The amazing outdoor bar, wrapped around a gigantic 200-year-old ficus tree, was closed during our three-night stay (we were told the bartender was out of town).

Compared to other Jamaican resort towns, Port Antonio doesn't offer wild nightlife, and the dining and shopping options are limited. But it makes for a convenient jumping-off point to explore some of the island's unique natural beauty, such as Somerset Falls, which we pulled into on our way into town.

A sign alerted us that the park was closed for renovations, but the falls were still falling, so we were allowed to enter at our own risk - saving the $5-a-person fee. The grounds and the short path to the waterfall were in a state of shabby disrepair. Still, the falls were lovely, flowing through thick rain-forest foliage - ferns, bamboo stands and philodendron. Cool, aqua-colored pools at the base were perfect for wading.

On the other side of town, we parked at one of Jamaica's more beautiful and famous landmarks - the Blue Lagoon. Yes, that very same Blue Lagoon where a teenage Brooke Shields was filmed swimming au naturel for the otherwise forgettable 1980 shipwreck film.
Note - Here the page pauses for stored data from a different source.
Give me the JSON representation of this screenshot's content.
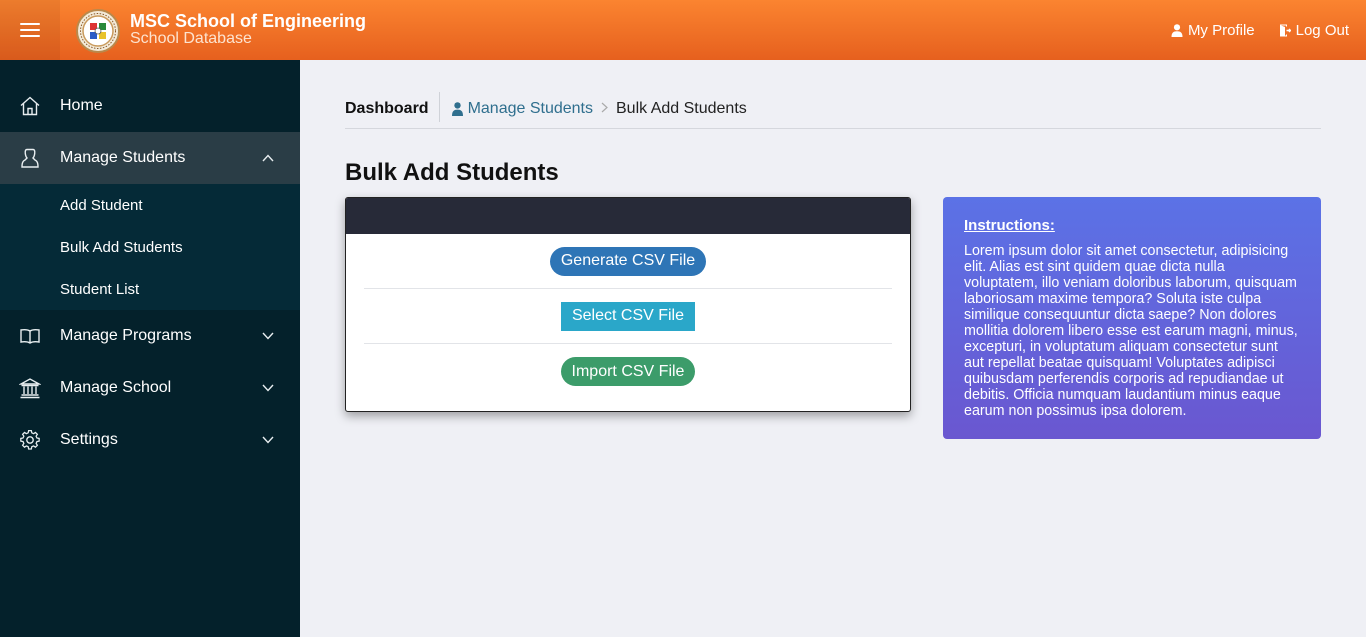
{
  "header": {
    "school_name": "MSC School of Engineering",
    "subtitle": "School Database",
    "links": {
      "profile": "My Profile",
      "logout": "Log Out"
    },
    "accent": "#f47a2a"
  },
  "sidebar": {
    "items": [
      {
        "label": "Home",
        "icon": "home-icon"
      },
      {
        "label": "Manage Students",
        "icon": "user-icon",
        "expanded": true,
        "children": [
          "Add Student",
          "Bulk Add Students",
          "Student List"
        ]
      },
      {
        "label": "Manage Programs",
        "icon": "book-icon"
      },
      {
        "label": "Manage School",
        "icon": "bank-icon"
      },
      {
        "label": "Settings",
        "icon": "gear-icon"
      }
    ]
  },
  "breadcrumb": {
    "dashboard": "Dashboard",
    "section": "Manage Students",
    "current": "Bulk Add Students"
  },
  "page": {
    "title": "Bulk Add Students",
    "buttons": {
      "generate": "Generate CSV File",
      "select": "Select CSV File",
      "import": "Import CSV File"
    },
    "instructions": {
      "title": "Instructions:",
      "text": "Lorem ipsum dolor sit amet consectetur, adipisicing elit. Alias est sint quidem quae dicta nulla voluptatem, illo veniam doloribus laborum, quisquam laboriosam maxime tempora? Soluta iste culpa similique consequuntur dicta saepe? Non dolores mollitia dolorem libero esse est earum magni, minus, excepturi, in voluptatum aliquam consectetur sunt aut repellat beatae quisquam! Voluptates adipisci quibusdam perferendis corporis ad repudiandae ut debitis. Officia numquam laudantium minus eaque earum non possimus ipsa dolorem."
    }
  }
}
The color of this placid spring-fed cove is said to change with the sunlight and the time of day - turquoise, azure, sapphire. It was a beautiful jade on the slightly hazy day we visited. Through the cool, glass-clear water, we watched little blue and yellow fish with black stripes investigating our toes. As we went deeper, the drop-off was abrupt - the lagoon plunges 185 feet.

"You like the water, mon?" asked one of the persistent, overbearing knickknack salesmen who has followed us to the water's edge and waits out our swim. "It makes you feel 20 years younger."

Jerk and Ting

For lunch, we stopped at Woody's Low Bridge Place, a green-and-orange-painted jerk burger stand on the side of the road. Jerk, of course, is Jamaica's ubiquitous spicy meat barbecue. We sat on bar stools and ordered Ting, a grapefruit soda.

It's the kind of place that just feels right in wet, salty bathing suits, and reading the inspirational sayings painted all over the colorful walls - "smile, it increases your face value," "killing time is not murder, it is outright suicide" - keeps us busy as we wait for our burgers, served on a wicker plate.

After lunch, we slowed down for some sunbathing at Frenchman's Cove, a horseshoe-shaped private beach for which Goblin Hill provides passes. We rented lounge chairs and snuggled our toes into the warm, tan sand. Waiters in black pants and white, short-sleeve shirts offered cool drinks. A snorkeling fisherman with a speargun emerged from the choppy surf with a stringer of parrot fish and a large conch, which was taken back to a beachside jerk kitchen.